Hacker News new | ask | show | jobs
by chrischen 17 days ago
Yes but all the AI companies took all the public data, so when you pay for an AI model you are paying for the marginal service of building a model off that data, not for the data itself. What we should do is ensure that the data is available to more people to train AI models... but sadly this doesn't seem to be happening. Instead AI companies that were first-movers got to train off public data, and as the companies and businesses that own this data get wise they're going to start charging people to train off the data. This will make it much more difficult for anyone to train a model in the future as it will become expensive, and the companies that did happen to already train off public data will get a bit of incumbent's advantage.
3 comments

I don't really buy this argument. When you buy a physical product, you are paying the entire product lifecycle, not just the marginal aspect of retail distribution. This is the same thing. The marginal inference has to come FROM somewhere. It doesn't just appear out of nowhere.
This is the same argument people were making about how stealing music was the same as stealing a physical product.
AI companies took public, private, and copyrighted data. Your position is that because these big companies stole so much we should let them get away with it by devaluing it further so everyone can ignore intellectual property law.
They already "stole" it. They aren't giving it back and they've established their valuations based off of that. If they start paying now, it's simply going to be impossible for any more upstarts to do this or even release open-weight models because everyone with data will become rent seekers. Imagine if they started off with rent-seekers, we'd simply not have the benefit of these models at all at this point.
> when you pay for an AI model you are paying for the marginal service of building a model off that data, not for the data itself

Well no, you're also paying them for having done the work to "acquire" that data. That acquisition arguably amounts to the greatest theft in history.
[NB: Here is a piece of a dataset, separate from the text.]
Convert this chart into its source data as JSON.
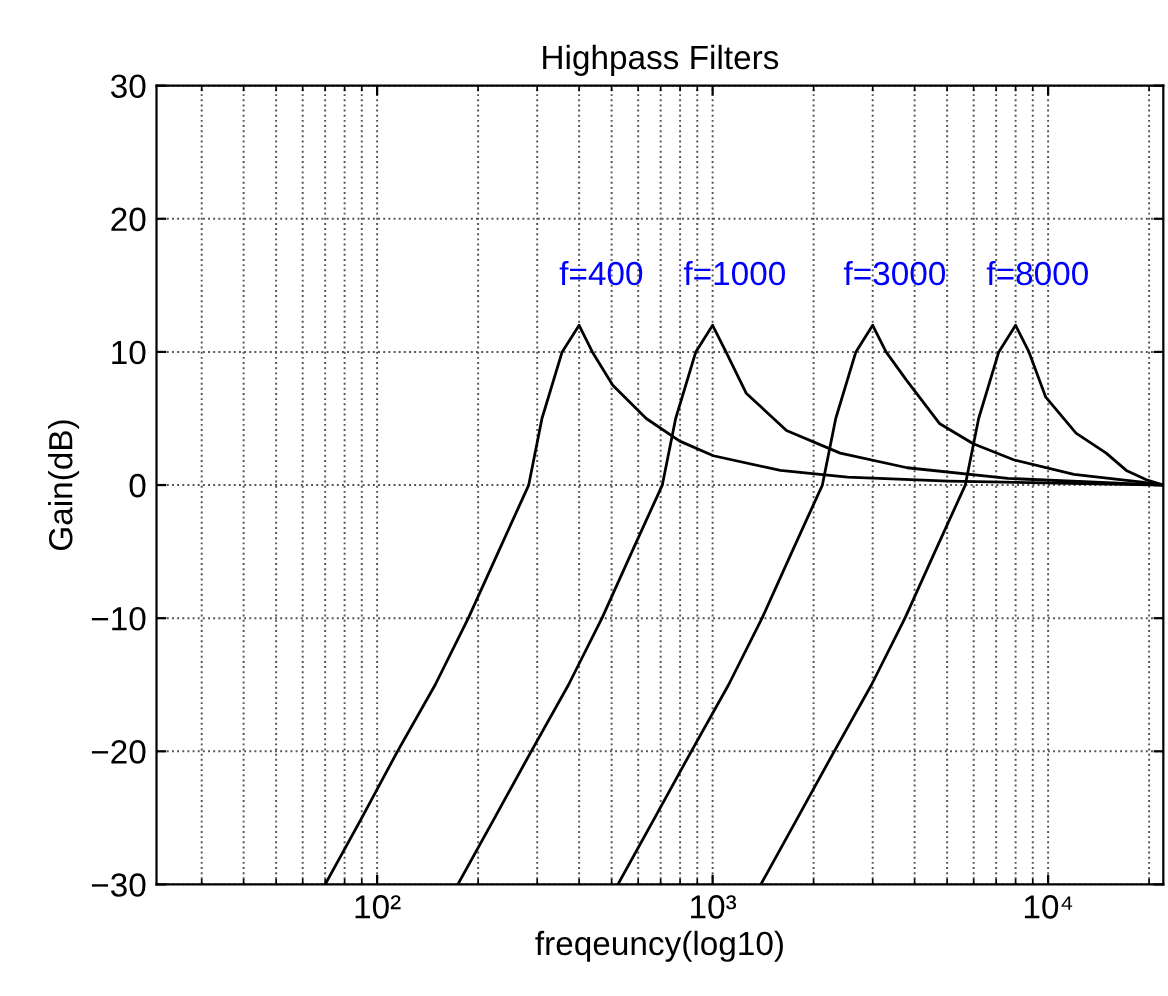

If I understand the correctly the initial models were done by scraping the internet off public data. They now probably pay for access, especially to companies that hold the data. Even in the latter case, the content creators probably don't see anything because they signed away their rights using whatever free service they uploaded their work / comment to. In hacker news' case I'm sure some bot is scraping my prose right now and training something with it, which I'm totally fine with because the act of trying to rent seek my 0.00001 cent of value in this post is not worth the detriment to AI advancement.